Nos forzamos a hacer cosas que no nos hacen sentir bien, en lugar de hurgar en nuestras cabezas, corazones y entrañas para saber qué desean y qué buscan… Y escuchar. Y que digan lo que quieren, aunque sea loco, aunque suponga dar un giro a tu propio globo terráqueo, un vuelco a tu vida planificada… Ese es el cambio. Eres tú. Cambiar de verdad es en realidad ser más tú que nunca. Escucharte. Encontrarte y ser tú con todas sus consecuencias.

Si quieres que te sucedan cosas que no te suceden habitualmente, tienes que hacer cosas que no haces habitualmente. Cosas que de verdad te recuerdan que estás vivo. Nunca nada que te ate o te ponga un corsé que estrangule tus deseos y tus ganas. No para ser lo que quedaría bien que fueras, sino para ser lo que nunca te has atrevido ser, pero te mueres de ganas de intentar.

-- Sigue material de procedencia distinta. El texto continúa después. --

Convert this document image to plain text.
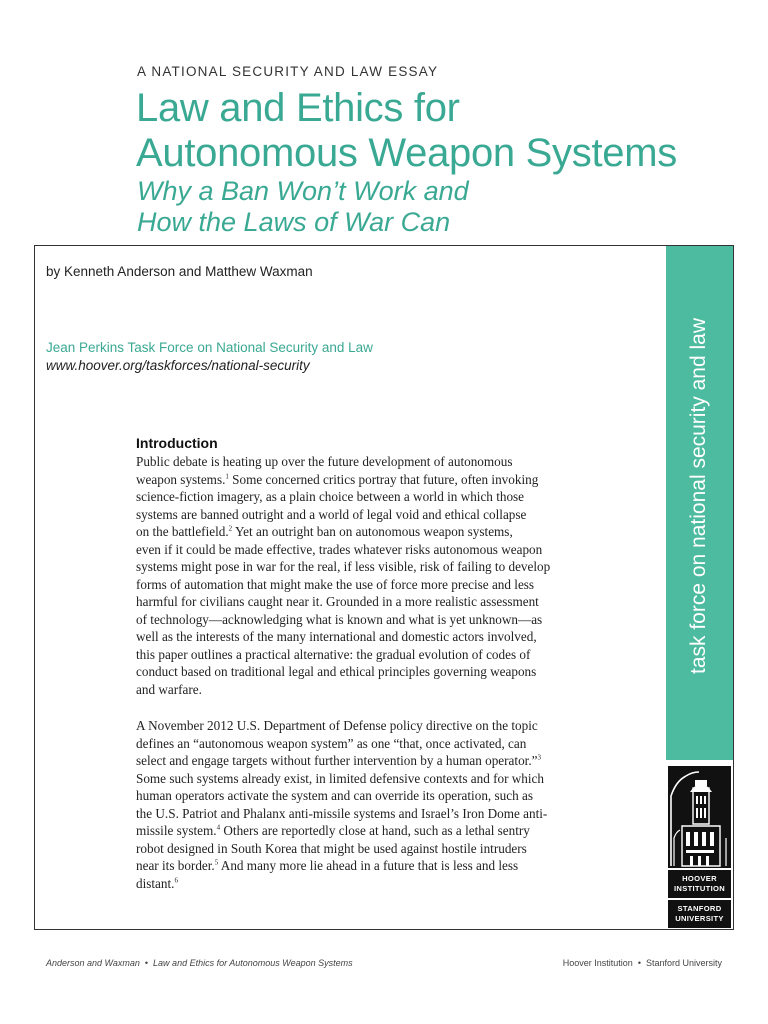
A NATIONAL SECURITY AND LAW ESSAY
Law and Ethics for
Autonomous Weapon Systems
Why a Ban Won’t Work and
How the Laws of War Can
task force on national security and law
HOOVER
INSTITUTION
STANFORD
UNIVERSITY
by Kenneth Anderson and Matthew Waxman
Jean Perkins Task Force on National Security and Law
www.hoover.org/taskforces/national-security
Introduction

Public debate is heating up over the future development of autonomous
weapon systems.$^1$ Some concerned critics portray that future, often invoking
science-fiction imagery, as a plain choice between a world in which those
systems are banned outright and a world of legal void and ethical collapse
on the battlefield.$^2$ Yet an outright ban on autonomous weapon systems,
even if it could be made effective, trades whatever risks autonomous weapon
systems might pose in war for the real, if less visible, risk of failing to develop
forms of automation that might make the use of force more precise and less
harmful for civilians caught near it. Grounded in a more realistic assessment
of technology—acknowledging what is known and what is yet unknown—as
well as the interests of the many international and domestic actors involved,
this paper outlines a practical alternative: the gradual evolution of codes of
conduct based on traditional legal and ethical principles governing weapons
and warfare.

A November 2012 U.S. Department of Defense policy directive on the topic
defines an “autonomous weapon system” as one “that, once activated, can
select and engage targets without further intervention by a human operator.”$^3$
Some such systems already exist, in limited defensive contexts and for which
human operators activate the system and can override its operation, such as
the U.S. Patriot and Phalanx anti-missile systems and Israel’s Iron Dome anti-
missile system.$^4$ Others are reportedly close at hand, such as a lethal sentry
robot designed in South Korea that might be used against hostile intruders
near its border.$^5$ And many more lie ahead in a future that is less and less
distant.$^6$

Anderson and Waxman • Law and Ethics for Autonomous Weapon Systems	Hoover Institution • Stanford University
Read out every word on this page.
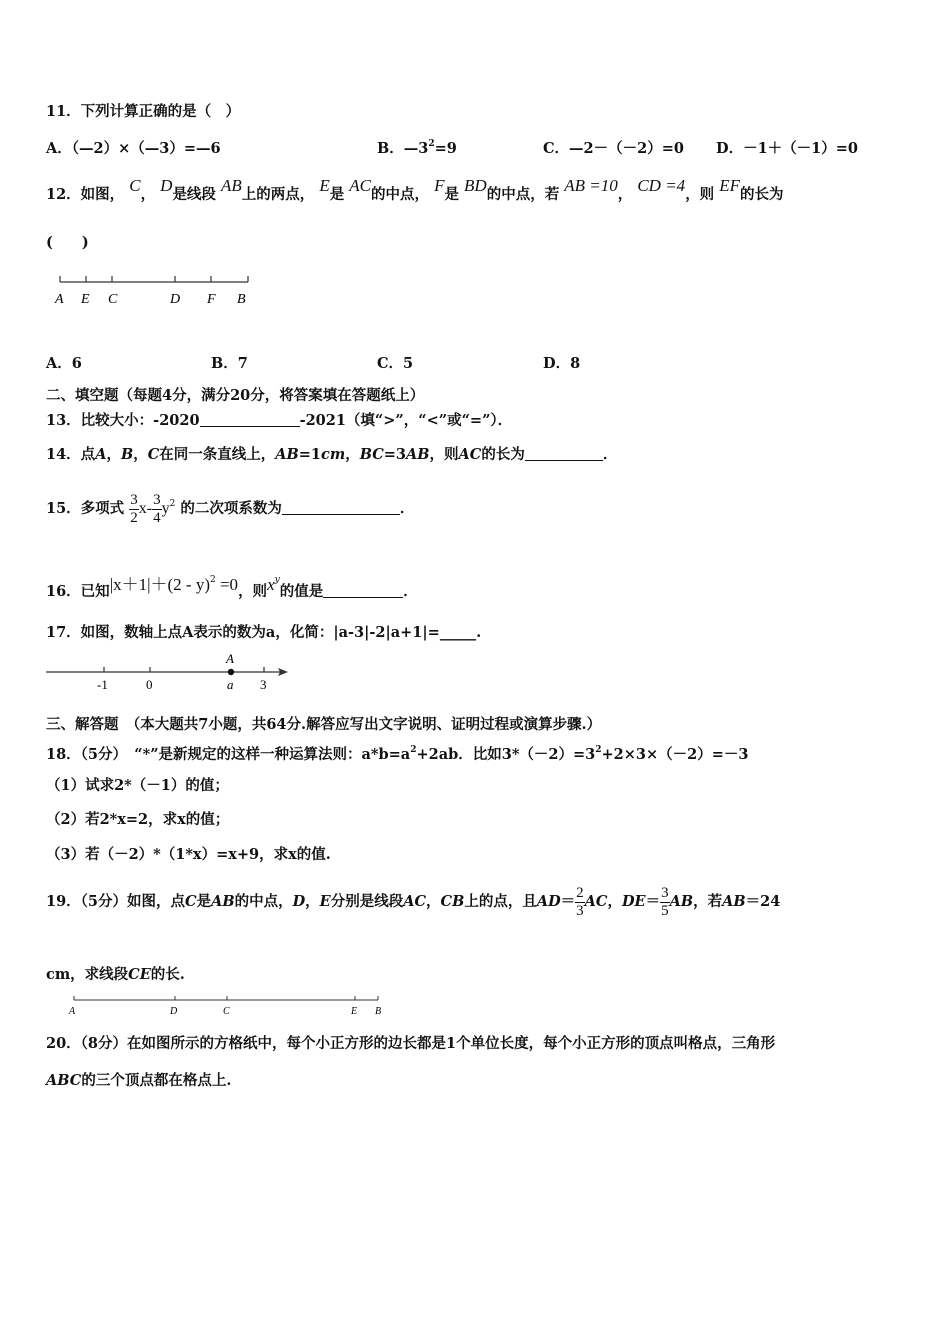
11．下列计算正确的是（　）
A．（—2）×（—3）=—6	B．$—3^2=9$	C．—2－（－2）=0 D．－1＋（－1）=0
12．如图， C， D是线段 AB上的两点， E是 AC的中点， F是 BD的中点，若 AB =10， CD =4，则 EF的长为
(　　)
A E C	D F B
A．6	B．7	C．5	D．8
二、填空题（每题4分，满分20分，将答案填在答题纸上）
13．比较大小：-2020	-2021（填“>”，“<”或“=”）．
14．点A，B，C在同一条直线上，AB=1cm，BC=3AB，则AC的长为	．
15．多项式 $\frac{3}{2} x- \frac{3}{4} y^2$ 的二次项系数为	．
16．已知|x＋1|＋(2 - y)$^2$ =0，则$x^y$的值是	．
17．如图，数轴上点A表示的数为a，化简：|a-3|-2|a+1|=_____.
A
-1	0	a 3
三、解答题　（本大题共7小题，共64分.解答应写出文字说明、证明过程或演算步骤.）
18．（5分）　“*”是新规定的这样一种运算法则：$a*b=a^2+2ab$．比如$3*(-2)=3^2+2\times 3\times(-2)=-3$
（1）试求2*（－1）的值；
（2）若2*x=2，求x的值；
（3）若（－2）*（1*x）=x+9，求x的值.
19．（5分）如图，点C是AB的中点，D，E分别是线段AC，CB上的点，且$AD= \frac{2}{3}$ AC，$DE= \frac{3}{5}$ AB，若AB＝24
cm，求线段CE的长.
A	D	C	E B
20．（8分）在如图所示的方格纸中，每个小正方形的边长都是1个单位长度，每个小正方形的顶点叫格点，三角形
ABC的三个顶点都在格点上.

Y tal vez, en lugar de correr prefieras caminar o bailar o dejarlo todo y acabar en el otro lado de mundo. Puede que en lugar de restringir, lo que te toque sea abrir. En lugar de dejar de pensar, ocupar la mente en algo nuevo. Quizás debas permitir que tus ojos den una vuelta más y se detengan donde nunca lo hacen y encuentren más belleza de la que puedas imaginar.

Y una vez sepas lo que te llena, lo que te define, estará bien esforzarse porque tendrás tu recompensa. No será una recompensa que llegue al final del camino, sino la de cada uno de los pasos que lo conforman porque harás lo que te gusta, porque gozarás cada momento.

Ahora que cambia el calendario, es el tiempo para ser tú mismo, no una mala copia de alguien que un día pensaste que estaría bien imitar. Sondea tus sueños, acalla tus miedos y alivia tus ansias siendo quién sueñas. No tomes prestado el manual de funcionamiento de otros para ser tú. No te confundas con el atrezzo porque tú eres el protagonista. Con nube o sin nube. Sea gris o blanca.

Y cuando te contemples en el espejo, no pretendas ver otros ojos que no sean los tuyos, busca sencillamente otra mirada… Una mirada intensa que te cale y te sorprenda. Una mirada auténtica, sin complejos ni vergüenzas absurdos. Sin aderezos ajenos ni límites. La mirada de alguien que ha encontrado lo que busca y se siente bien en su piel. La mirada de alguien que se hartó de ser sólo la sombra de lo que podía llegar a ser y de tocar sólo el reverso rugoso de las hojas. Sin pedir permiso a nadie.